Le client confie son véhicule à un commerce de réparation automobile pour y faire installer une attache-remorque. Le véhicule prend feu et l’assureur le déclare perte totale. Après avoir dédommagé son client, la compagnie d’assurance poursuit le commerçant. Ce dernier conteste le montant des dommages, mais le tribunal ne lui donne pas raison.

Les parties ont été entendues le 16 janvier 2026 à Salaberry-de-Valleyfield par la juge Céline Gervais, de la Cour du Québec. La demanderesse, La Personnelle, Assurances générales, réclame 13 597 $ qui représente la somme versée à l’assuré à la suite de la perte de son véhicule.

L’affaire commence le 18 juillet 2020, lorsqu’un incendie se déclare dans le coffre du véhicule de l’assuré Simon Langlois, de marque Nissan Rogue 2014, alors que le commerçant 9333-3565 Québec inc., exploité par Alain Plouffe, en a la garde. Le garage est situé à Sainte-Martine, en Montérégie. Le représentant de l’exploitant éteint rapidement les flammes.

Après examen et évaluation du véhicule, l’assureur le déclare perte totale, car le montant des réparations est assez proche de la valeur du bien.

Prescription et valeur

Le garagiste conteste principalement le quantum de la réclamation, estimant que le montant des dommages est exagéré. Par ailleurs, lors de l’audience, il conteste le délai entre le sinistre et le moment où le recours a été intenté.

Dans son jugement rendu le 7 mai 2026, la juge Gervais affirme que le délai de prescription a été respecté. La demande introductive d’instance a été déposée le 6 juillet 2023 à la chambre civile du district judiciaire de Beauharnois. L’incendie ayant eu lieu le 18 juillet 2020, le recours a donc été déposé avant l’expiration du délai de trois ans.
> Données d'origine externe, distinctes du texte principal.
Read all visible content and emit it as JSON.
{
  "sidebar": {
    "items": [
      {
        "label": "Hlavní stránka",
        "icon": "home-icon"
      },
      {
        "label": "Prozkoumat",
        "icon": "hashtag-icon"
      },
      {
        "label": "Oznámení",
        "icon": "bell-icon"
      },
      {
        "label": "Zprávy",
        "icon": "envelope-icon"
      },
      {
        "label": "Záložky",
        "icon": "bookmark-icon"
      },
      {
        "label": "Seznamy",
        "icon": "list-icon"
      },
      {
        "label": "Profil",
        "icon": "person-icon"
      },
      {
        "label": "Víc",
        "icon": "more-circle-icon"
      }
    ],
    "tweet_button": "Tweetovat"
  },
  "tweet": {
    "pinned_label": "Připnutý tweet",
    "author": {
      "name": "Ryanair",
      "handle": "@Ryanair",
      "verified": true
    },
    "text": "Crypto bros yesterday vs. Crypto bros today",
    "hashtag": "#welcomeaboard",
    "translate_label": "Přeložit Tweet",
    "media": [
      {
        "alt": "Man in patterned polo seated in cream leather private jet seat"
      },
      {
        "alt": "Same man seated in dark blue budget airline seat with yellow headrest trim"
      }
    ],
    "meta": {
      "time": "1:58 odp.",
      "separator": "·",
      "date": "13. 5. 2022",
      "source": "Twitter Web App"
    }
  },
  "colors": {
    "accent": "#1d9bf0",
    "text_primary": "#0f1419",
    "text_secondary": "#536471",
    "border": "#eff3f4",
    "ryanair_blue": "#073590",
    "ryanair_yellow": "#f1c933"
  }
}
La jurisprudence considère qu’un véhicule laissé à un garagiste pour un mandat de réparation fait l’objet d’un contrat de dépôt à titre onéreux. La responsabilité civile de la défenderesse est engagée comme le prévoit l’article 2289 du Code civil du Québec, qui traite de la responsabilité du dépositaire dans le cadre d’un contrat à titre onéreux.

Le dépositaire est tenu responsable de la perte du bien, à moins qu’il ne prouve la force majeure. Dans le présent dossier, le tribunal estime que l’incendie n’a pas été causé par une situation de force majeure.

M. Plouffe, le représentant de la défenderesse, considère que le véhicule aurait pu être réparé avec des pièces usagées et un peu de peinture. Il estime que la réparation aurait coûté 5 000 $, soit un montant bien inférieur à celui de la réclamation.

L’estimateur de la demanderesse compte 20 ans d’expérience comme carrossier. Selon lui, les matériaux recyclés ne pouvaient être utilisés dans le cas présent, car les dommages causés par le feu ont pu se propager le long des fils pour atteindre les circuits électriques.

L’assureur ajoute qu’il pouvait y avoir des coûts supplémentaires vu le risque de découvrir des dommages cachés au moment de réparer le véhicule. L’estimation préliminaire s’élevait à près de 9 000 $, alors que la valeur marchande était établie à 11 528,18 $. En ajoutant le montant des taxes applicables, on arrive à la somme versée à l’assuré.

Le témoignage de l’estimateur, un professionnel d’expérience, était clair et convaincant, selon le tribunal. L’assureur a indemnisé son client d’une manière juste et raisonnable dans les circonstances.

Le tribunal accueille la demande et condamne le commerçant à payer la somme réclamée par l’assureur.